Latest AI Resources10mos agoupdate AI Sharing Circle

1.8K 00

General Introduction

VideoLingo is a one-stop video translation and localization dubbing tool designed to generate Netflix-quality subtitles, eliminating rigid machine translation and multi-line subtitles, and adding high-quality voiceovers so that global knowledge can be shared across language barriers. With the intuitive Streamlit web interface, users can easily create Netflix-quality localized videos in just two clicks, from the video link to embedded high-quality bilingual subtitles and even voiceovers.

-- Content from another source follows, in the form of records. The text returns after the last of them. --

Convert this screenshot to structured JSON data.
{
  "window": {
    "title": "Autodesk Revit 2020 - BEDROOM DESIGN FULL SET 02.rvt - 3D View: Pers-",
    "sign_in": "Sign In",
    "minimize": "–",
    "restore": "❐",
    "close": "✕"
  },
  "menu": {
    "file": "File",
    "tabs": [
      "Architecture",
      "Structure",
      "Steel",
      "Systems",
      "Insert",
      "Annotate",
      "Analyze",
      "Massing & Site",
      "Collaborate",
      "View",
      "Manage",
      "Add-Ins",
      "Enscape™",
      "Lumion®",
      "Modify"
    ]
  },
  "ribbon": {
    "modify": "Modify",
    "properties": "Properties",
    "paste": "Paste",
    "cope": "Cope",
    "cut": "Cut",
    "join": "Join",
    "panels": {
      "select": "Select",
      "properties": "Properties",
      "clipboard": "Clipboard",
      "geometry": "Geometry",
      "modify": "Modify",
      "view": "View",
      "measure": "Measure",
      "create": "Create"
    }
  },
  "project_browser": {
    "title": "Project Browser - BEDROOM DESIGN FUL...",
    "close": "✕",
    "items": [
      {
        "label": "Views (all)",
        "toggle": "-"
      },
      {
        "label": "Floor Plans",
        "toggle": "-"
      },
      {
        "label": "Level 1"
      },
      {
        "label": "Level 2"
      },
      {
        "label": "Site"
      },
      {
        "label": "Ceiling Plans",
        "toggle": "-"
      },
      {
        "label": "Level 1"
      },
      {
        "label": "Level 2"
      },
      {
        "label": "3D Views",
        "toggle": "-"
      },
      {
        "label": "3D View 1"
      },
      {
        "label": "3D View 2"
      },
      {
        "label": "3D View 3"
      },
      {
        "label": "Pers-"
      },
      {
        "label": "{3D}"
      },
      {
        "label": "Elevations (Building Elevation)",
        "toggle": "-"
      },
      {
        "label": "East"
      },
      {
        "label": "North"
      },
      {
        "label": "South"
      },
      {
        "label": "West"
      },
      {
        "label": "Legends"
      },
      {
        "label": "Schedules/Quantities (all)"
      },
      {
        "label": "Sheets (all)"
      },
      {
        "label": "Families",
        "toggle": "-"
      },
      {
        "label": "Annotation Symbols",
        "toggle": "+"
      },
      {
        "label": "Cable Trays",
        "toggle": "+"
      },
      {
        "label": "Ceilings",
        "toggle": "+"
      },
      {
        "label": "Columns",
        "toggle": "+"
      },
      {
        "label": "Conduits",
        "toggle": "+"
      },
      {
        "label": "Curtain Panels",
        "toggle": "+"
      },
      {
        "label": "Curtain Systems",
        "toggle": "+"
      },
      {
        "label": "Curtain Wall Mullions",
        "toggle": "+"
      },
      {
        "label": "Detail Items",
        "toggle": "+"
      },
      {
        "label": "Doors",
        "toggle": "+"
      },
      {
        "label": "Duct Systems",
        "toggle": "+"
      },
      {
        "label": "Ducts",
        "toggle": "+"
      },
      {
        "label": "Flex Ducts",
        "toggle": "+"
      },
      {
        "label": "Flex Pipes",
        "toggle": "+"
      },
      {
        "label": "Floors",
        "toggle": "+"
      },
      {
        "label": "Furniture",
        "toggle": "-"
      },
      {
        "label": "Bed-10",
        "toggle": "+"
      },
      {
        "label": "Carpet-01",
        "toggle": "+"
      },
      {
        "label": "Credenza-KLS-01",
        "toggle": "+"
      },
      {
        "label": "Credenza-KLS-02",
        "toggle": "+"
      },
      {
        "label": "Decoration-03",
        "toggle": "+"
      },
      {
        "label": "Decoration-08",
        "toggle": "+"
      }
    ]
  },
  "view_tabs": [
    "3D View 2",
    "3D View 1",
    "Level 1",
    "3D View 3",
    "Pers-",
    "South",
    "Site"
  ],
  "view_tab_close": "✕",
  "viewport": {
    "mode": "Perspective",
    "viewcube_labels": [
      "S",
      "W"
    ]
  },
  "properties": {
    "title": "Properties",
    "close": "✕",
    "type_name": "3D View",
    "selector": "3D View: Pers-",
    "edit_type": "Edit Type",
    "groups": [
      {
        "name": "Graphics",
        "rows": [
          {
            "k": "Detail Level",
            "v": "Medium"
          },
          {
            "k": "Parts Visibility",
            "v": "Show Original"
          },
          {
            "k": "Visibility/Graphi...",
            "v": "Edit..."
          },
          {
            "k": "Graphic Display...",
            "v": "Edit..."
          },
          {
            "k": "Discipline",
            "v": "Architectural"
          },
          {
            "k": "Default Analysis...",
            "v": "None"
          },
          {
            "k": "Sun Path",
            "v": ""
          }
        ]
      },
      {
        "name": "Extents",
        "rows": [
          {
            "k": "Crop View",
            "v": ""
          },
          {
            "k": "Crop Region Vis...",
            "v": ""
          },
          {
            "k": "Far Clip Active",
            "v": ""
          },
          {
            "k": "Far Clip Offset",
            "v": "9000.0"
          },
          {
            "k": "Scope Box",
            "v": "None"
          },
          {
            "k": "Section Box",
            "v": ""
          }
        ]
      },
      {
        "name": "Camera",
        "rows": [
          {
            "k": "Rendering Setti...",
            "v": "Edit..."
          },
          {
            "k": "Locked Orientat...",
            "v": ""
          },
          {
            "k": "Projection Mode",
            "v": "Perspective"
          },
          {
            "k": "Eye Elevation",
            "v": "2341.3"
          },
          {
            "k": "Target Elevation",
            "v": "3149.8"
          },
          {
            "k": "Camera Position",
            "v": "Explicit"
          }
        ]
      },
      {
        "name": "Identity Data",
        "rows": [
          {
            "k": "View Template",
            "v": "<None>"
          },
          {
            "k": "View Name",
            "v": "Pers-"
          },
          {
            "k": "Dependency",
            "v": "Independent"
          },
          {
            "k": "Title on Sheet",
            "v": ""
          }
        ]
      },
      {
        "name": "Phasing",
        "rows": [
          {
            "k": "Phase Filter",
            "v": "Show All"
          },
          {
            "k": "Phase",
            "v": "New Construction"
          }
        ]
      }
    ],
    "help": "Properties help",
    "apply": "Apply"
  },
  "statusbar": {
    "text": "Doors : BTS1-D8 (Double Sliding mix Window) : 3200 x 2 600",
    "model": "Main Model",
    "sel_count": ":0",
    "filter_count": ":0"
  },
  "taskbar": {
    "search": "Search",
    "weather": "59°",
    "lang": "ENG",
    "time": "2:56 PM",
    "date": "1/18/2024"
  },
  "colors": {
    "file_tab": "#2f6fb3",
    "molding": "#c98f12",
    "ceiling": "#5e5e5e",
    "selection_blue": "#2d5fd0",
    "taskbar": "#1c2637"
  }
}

A more integrated tool, but the transcription process is not as detailed as this tool:pyvideotrans: Video Translation Dubbing Tool

VideoLingo：视频转录单词级时间轴字幕，视频字幕翻译和本地化配音开源工具

Function List

Downloading videos from YouTube links using yt-dlp
Word-level Timeline Caption Recognition with WhisperX
Subtitle segmentation based on sentence meaning using NLP and GPT
GPT summarizes and extracts the terminology knowledge base, and translates consistently in context
Three-step direct translation, reflection, and meaning, comparable to the subtitle team's fine-tuning effect
Checked for single line lengths as per Netflix standards, no double line subtitles ever!
High-quality aligned dubbing using methods such as GPT-SoVITS
Integration pack one-click start, one-click out in Streamlit

Using Help

Installation process

Download the one-click integration package for VideoLingo (about 800M).
Unzip it and double-click to run the "One-Click-Boot.bat" in the folder.
In the open browser window, make the necessary configurations in the sidebar, and then one-click out the movie.

Functional operation flow

Video Download: Enter the YouTube video link in the Streamlit interface and use yt-dlp to download the video.
subtitle recognition: Use WhisperX for word-level timeline subtitle recognition to ensure that subtitles are accurately aligned with video content.
subtitle split: Utilizes NLP and GPT technologies to segment subtitles based on sentence meaning and generate Netflix-compliant one-line subtitles.
rendering: GPT summarizes and extracts the terminology knowledge base, and performs contextualized translations to ensure that the translated content flows naturally.
dubbing (filmmaking): High-quality aligned dubbing using methods such as GPT-SoVITS to generate dubbing effects that are highly consistent with the original video content.
One-click film output: Generate videos with high-quality bilingual subtitles and dubbing with a single click after all the configurations are done in the Streamlit interface.